Microsoft Windows Patch Tuesday Update Bug Is Causing Major Authentication Headaches
Specifically, the patch has problems relating to authentication. Unfortunately, it looks like the issue exists on all versions of Windows, including Windows 11 and Server 2022. The knowledge of the issue seemed to have shown up in the r/sysadmin Subreddit, where some users pointed out they received the following error. "Authentication failed due to a user credentials mismatch. Either the user name provided does not map to an existing account or the password was incorrect." Or something similar.
There's some good news and some bad news related to this. The error seems to only affect versions of Windows that are being used as Domain Controllers and those that use Kerberos.

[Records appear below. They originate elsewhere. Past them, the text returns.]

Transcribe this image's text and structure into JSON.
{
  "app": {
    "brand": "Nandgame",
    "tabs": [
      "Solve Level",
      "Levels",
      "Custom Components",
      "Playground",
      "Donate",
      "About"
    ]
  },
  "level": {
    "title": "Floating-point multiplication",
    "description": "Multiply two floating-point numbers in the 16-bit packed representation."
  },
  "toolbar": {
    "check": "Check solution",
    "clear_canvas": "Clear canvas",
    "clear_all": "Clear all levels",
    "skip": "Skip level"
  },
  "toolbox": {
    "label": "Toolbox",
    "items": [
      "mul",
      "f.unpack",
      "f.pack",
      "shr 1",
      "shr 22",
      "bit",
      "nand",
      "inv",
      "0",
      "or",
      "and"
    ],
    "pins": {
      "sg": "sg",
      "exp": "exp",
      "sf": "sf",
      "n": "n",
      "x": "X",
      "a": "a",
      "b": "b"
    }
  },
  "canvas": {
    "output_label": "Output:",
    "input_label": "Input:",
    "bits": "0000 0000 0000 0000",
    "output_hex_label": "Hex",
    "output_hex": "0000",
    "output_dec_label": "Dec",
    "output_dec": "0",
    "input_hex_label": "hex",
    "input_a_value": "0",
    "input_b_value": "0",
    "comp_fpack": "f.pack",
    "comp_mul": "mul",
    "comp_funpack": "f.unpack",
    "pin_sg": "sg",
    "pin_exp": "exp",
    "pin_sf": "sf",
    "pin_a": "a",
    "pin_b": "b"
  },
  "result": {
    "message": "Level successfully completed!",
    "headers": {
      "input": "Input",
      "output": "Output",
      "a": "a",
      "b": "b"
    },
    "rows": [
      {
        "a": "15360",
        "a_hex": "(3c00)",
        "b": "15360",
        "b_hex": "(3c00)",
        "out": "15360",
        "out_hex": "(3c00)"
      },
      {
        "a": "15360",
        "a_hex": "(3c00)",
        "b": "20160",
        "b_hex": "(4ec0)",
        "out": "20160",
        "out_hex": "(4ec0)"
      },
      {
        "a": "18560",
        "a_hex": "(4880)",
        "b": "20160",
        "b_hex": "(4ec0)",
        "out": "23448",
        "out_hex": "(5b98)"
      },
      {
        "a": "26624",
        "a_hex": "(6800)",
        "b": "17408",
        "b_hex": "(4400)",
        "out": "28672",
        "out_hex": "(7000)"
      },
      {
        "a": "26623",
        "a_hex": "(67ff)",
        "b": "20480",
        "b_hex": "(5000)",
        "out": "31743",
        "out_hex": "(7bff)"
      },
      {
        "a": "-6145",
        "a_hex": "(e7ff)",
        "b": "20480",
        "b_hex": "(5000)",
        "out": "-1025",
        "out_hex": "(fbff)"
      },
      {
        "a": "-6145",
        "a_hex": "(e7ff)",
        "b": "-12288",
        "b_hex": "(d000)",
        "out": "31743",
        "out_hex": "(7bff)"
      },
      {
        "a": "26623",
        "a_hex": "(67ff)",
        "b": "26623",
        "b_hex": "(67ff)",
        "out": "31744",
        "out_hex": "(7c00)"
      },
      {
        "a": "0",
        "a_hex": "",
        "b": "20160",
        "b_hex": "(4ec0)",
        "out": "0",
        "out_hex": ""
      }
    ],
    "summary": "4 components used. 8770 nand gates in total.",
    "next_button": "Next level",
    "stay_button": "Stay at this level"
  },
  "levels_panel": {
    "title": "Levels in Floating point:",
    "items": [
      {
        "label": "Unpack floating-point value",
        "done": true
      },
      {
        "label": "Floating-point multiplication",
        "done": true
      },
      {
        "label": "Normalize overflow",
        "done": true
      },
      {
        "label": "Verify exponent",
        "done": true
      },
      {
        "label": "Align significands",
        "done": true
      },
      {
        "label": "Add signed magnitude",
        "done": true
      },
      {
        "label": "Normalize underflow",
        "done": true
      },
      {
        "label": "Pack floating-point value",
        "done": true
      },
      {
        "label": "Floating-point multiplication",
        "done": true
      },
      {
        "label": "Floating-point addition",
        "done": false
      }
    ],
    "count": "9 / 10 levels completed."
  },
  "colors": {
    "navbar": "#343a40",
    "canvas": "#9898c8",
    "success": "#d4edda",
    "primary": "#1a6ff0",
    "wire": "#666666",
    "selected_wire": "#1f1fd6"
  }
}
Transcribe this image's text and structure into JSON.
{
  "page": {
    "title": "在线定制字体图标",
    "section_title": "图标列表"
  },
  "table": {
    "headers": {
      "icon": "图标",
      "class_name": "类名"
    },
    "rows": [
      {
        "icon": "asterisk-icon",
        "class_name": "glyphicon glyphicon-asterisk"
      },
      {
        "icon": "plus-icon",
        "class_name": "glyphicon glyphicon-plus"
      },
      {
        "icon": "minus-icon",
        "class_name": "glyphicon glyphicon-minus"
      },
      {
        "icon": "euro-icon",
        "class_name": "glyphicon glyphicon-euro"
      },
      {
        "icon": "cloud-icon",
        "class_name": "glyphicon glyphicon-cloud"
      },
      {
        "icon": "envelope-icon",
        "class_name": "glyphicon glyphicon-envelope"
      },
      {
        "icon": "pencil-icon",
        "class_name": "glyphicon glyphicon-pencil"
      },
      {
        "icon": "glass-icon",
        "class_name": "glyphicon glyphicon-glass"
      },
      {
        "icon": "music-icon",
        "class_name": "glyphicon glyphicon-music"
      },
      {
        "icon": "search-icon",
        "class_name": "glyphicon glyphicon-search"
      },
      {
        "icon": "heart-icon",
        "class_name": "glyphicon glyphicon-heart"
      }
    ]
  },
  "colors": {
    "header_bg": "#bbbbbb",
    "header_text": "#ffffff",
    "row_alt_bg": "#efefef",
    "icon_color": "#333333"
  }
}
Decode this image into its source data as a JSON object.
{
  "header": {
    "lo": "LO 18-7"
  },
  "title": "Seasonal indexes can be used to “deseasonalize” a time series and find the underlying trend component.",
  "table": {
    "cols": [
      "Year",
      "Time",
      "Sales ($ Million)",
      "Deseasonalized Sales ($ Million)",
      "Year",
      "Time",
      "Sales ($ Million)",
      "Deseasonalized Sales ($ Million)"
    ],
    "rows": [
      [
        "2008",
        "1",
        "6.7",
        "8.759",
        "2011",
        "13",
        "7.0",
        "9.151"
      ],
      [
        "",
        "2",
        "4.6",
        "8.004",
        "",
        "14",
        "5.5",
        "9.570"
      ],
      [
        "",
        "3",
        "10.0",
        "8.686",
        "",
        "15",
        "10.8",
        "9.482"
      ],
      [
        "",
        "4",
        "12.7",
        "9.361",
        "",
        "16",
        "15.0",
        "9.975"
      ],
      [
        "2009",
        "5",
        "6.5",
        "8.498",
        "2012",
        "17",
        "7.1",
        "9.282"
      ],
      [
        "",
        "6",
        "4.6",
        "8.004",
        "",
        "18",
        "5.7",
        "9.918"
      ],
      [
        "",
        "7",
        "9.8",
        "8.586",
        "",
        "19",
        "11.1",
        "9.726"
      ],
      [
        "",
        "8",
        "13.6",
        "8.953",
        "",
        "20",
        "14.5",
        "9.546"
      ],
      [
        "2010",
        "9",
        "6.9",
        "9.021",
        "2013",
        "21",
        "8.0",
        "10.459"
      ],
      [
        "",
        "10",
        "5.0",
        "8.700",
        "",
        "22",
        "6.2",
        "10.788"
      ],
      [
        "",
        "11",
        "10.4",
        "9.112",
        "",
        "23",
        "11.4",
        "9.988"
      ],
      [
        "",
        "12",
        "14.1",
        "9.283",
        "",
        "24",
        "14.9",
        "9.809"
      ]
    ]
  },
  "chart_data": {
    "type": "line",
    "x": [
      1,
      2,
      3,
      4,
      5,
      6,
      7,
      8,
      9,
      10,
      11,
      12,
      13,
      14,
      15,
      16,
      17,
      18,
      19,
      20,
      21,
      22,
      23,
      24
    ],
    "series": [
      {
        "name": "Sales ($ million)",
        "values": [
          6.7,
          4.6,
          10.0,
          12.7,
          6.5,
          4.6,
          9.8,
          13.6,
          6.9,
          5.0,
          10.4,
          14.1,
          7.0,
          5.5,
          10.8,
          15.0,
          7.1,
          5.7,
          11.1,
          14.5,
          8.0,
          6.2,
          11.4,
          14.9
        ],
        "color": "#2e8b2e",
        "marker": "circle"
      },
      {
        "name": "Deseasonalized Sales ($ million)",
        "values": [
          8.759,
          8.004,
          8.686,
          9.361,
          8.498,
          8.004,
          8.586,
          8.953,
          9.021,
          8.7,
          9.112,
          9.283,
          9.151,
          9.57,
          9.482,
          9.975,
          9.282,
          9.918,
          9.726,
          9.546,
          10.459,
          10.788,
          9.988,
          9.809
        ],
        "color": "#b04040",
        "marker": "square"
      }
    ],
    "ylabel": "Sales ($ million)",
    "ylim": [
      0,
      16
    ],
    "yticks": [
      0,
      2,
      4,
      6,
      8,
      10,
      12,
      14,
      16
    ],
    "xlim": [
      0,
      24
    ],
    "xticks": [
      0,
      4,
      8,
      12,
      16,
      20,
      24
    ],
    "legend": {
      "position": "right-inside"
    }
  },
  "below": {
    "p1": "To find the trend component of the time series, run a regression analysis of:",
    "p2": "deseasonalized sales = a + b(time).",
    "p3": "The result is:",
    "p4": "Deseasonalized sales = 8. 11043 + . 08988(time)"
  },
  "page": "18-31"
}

That's actually the bad news because that's potentially a lot of servers. That's also the good news, because it means home users are likely unaffected by the issue. The other good news is that Microsoft is already working on a patch.
In these updates, there's been updates to certificate mapping, which has caused some automatic forms of this to fail. Because certificates are key to domain security, there will definitely be some authentication failures. There are some workarounds, as Microsoft itself advises manual mapping of certificates.
Some users state that if dealing with Kerberos, it might be an okay, but not ideal, way to bypass the issue if you find and set the registry key named StrongCertificateBindingEnforcement to 0. According to Microsoft, the Patch actually was turned on by default due to the patch. It is a REG_DWORD Data Type if you wish to take that route, but be aware that this particular action is not advised by Microsoft. You can also just uninstall the patches, but this leaves those critical vulnerabilities exposed on your system.